Freiberg (Sachsen) - Tief unter Freiberg, auf der ersten Sohle des alten Silberbergwerks "Reiche Zeche", reift ein Whisky, der alles andere als gewöhnlich ist.
Der Abstieg erfolgt dabei im Förderkorb 147 Meter in die Tiefe. Dann führt ein schmaler Stollen zu einer Tür mit der Aufschrift "Sprengmittellager". Doch dahinter lagert nicht etwa Dynamit, sondern 16 Eichenfässer gefüllt mit Whisky der Freiberger Whisky Manufaktur.
Im Bergwerk soll die Spirituose besonders gut reifen. Woran das liegt, wird noch erforscht, weiß Hans-Michael Eßlinger (70).
Der Diplom-Ingenieur für Brauwesen und Getränketechnologie war viele Jahre Chef der Freiberger Brauerei und vor etwa zehn Jahren Mitbegründer der Whisky Manufaktur.
"Whisky ist der große Bruder vom Bier. Es sind die gleichen Rohstoffe, nur ohne Hopfen. Und es ist mit der Destillation eine Stufe mehr als beim Bier", erklärt Eßlinger.

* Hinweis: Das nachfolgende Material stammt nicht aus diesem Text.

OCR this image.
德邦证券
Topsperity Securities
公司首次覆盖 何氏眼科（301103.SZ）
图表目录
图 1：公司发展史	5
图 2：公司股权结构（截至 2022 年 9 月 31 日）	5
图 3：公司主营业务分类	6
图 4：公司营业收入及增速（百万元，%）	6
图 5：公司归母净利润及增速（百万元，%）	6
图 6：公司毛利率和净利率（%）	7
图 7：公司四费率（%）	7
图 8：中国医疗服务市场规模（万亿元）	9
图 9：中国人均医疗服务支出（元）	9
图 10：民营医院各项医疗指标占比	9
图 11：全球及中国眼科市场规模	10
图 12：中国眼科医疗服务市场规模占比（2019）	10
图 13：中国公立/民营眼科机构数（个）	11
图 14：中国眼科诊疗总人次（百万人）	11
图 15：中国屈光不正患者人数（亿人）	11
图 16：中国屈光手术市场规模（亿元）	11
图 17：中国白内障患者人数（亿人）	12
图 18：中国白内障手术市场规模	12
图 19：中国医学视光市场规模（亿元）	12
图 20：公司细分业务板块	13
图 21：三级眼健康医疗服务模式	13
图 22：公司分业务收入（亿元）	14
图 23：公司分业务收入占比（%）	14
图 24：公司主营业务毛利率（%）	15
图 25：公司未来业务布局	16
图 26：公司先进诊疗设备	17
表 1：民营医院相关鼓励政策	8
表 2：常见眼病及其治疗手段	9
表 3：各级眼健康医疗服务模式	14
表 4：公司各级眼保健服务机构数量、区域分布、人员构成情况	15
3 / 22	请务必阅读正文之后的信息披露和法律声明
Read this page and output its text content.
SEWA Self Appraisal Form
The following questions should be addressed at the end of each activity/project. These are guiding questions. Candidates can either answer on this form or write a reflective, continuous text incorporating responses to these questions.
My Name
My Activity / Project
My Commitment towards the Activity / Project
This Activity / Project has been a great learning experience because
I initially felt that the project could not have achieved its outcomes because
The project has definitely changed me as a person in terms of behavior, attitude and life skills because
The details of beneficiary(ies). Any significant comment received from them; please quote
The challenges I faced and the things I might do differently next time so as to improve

In Freiberg entstehen jährlich 1000 Flaschen Whisky
Klar ist, dass unter Tage konstante minus zwölf Grad, hohe Luftfeuchtigkeit und ein stabiler Luftzug herrschen. Das wirkt sich direkt auf die Reifung aus: Im Gegensatz zur Lagerung über Tage steigt der Flüssigkeitsstand in den Fässern, statt zu sinken.
Gerade diese Besonderheiten machen den Standort auch für die Wissenschaft interessant. Deshalb stehen die Fässer im Versuchsbergwerk der Bergakademie. Dort untersuchen Forscher sowohl den Einfluss des unterirdischen Klimas auf die Mikrobiologie als auch auf die Aroma-Bildung.
Denn bisher ist deutscher Whisky Mangelware. Kassenschlager war 2024 schottischer Whisky mit 19,3 Millionen verkauften Flaschen. In Freiberg entstehen hingegen jährlich nur rund 1000 Flaschen.
Doch um die Menge geht es den Freibergern gar nicht, sondern um Qualität: Deshalb soll der Whisky auch künftig fünf statt drei Jahre im Bergwerk reifen.